Bug 340396

Summary: Connection to TLS-only server does not work.
Product: [Applications] konversation Reporter: Yatsek <yatsek>
Component: encryptionAssignee: Travis McHenry <wordsizzle>
Status: RESOLVED FIXED    
Severity: critical CC: hein, joao.eiras, konversation-devel, rdieter
Priority: NOR    
Version: 1.5   
Target Milestone: ---   
Platform: Ubuntu   
OS: Linux   
Latest Commit: Version Fixed In:
Sentry Crash Report:

Description Yatsek 2014-10-27 13:05:14 UTC
I am trying to connect to company internal IRC server.
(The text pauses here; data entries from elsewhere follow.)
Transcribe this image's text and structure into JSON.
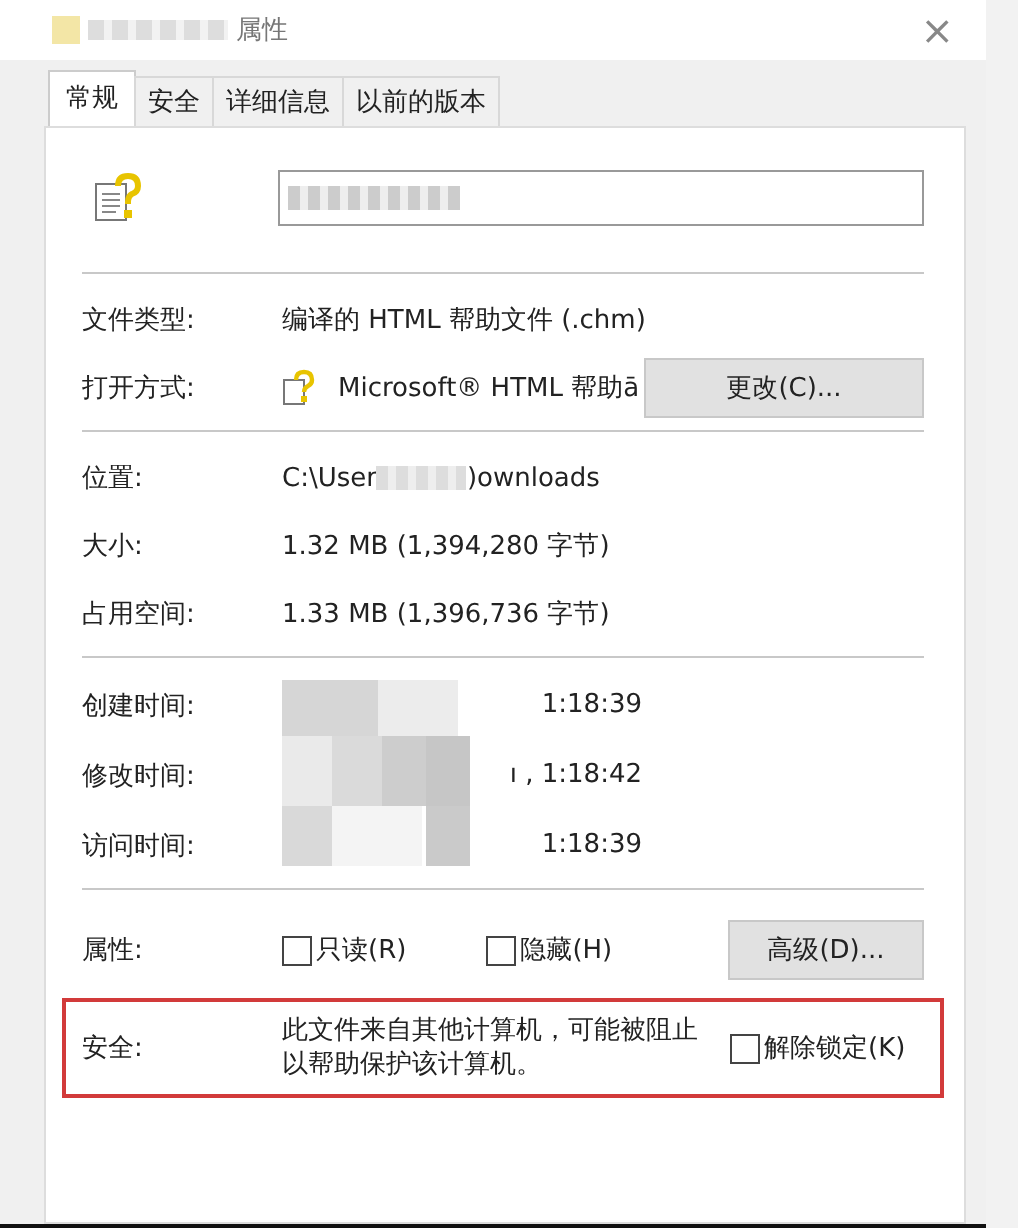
{
  "window": {
    "title": "属性",
    "close": "×"
  },
  "tabs": [
    {
      "label": "常规",
      "selected": true
    },
    {
      "label": "安全",
      "selected": false
    },
    {
      "label": "详细信息",
      "selected": false
    },
    {
      "label": "以前的版本",
      "selected": false
    }
  ],
  "file_type": {
    "label": "文件类型:",
    "value": "编译的 HTML 帮助文件 (.chm)"
  },
  "open_with": {
    "label": "打开方式:",
    "value": "Microsoft® HTML 帮助ā",
    "button": "更改(C)..."
  },
  "location": {
    "label": "位置:",
    "value_start": "C:\\User",
    "value_end": ")ownloads"
  },
  "size": {
    "label": "大小:",
    "value": "1.32 MB (1,394,280 字节)"
  },
  "size_on_disk": {
    "label": "占用空间:",
    "value": "1.33 MB (1,396,736 字节)"
  },
  "times": [
    {
      "label": "创建时间:",
      "value": "1:18:39"
    },
    {
      "label": "修改时间:",
      "value": "ı , 1:18:42"
    },
    {
      "label": "访问时间:",
      "value": "1:18:39"
    }
  ],
  "attributes": {
    "label": "属性:",
    "options": [
      {
        "label": "只读(R)",
        "checked": false
      },
      {
        "label": "隐藏(H)",
        "checked": false
      }
    ],
    "button": "高级(D)..."
  },
  "security": {
    "label": "安全:",
    "message": "此文件来自其他计算机，可能被阻止以帮助保护该计算机。",
    "unblock": {
      "label": "解除锁定(K)",
      "checked": false
    }
  }
}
Because of POODLE SSL vulnerability SSL encryption was disabled on server
and it uses only TLS encryption now.

From this point on I am unable to connect to the server with Konversation.
Reason : "Unknown error"

While adding new server the only option for server encryption is "SSL".
Best regards
Yatsek
Comment 1 Yatsek 2014-10-27 13:14:37 UTC
Just to add more info.

I am able to connect with Quassel with exactly same server/password combination.

On Quassel I am getting:

*** You are connected to your.server.com with TLSv1.2-AES256-GCM-SHA384-256bits

On Konversation there is only error.
Comment 2 Yatsek 2014-10-29 10:07:27 UTC
I'm trying to prepare some repeatable testcase (maybe with irc server on VM) but have I very limited time availability. If somebody could point some directions then it would be great.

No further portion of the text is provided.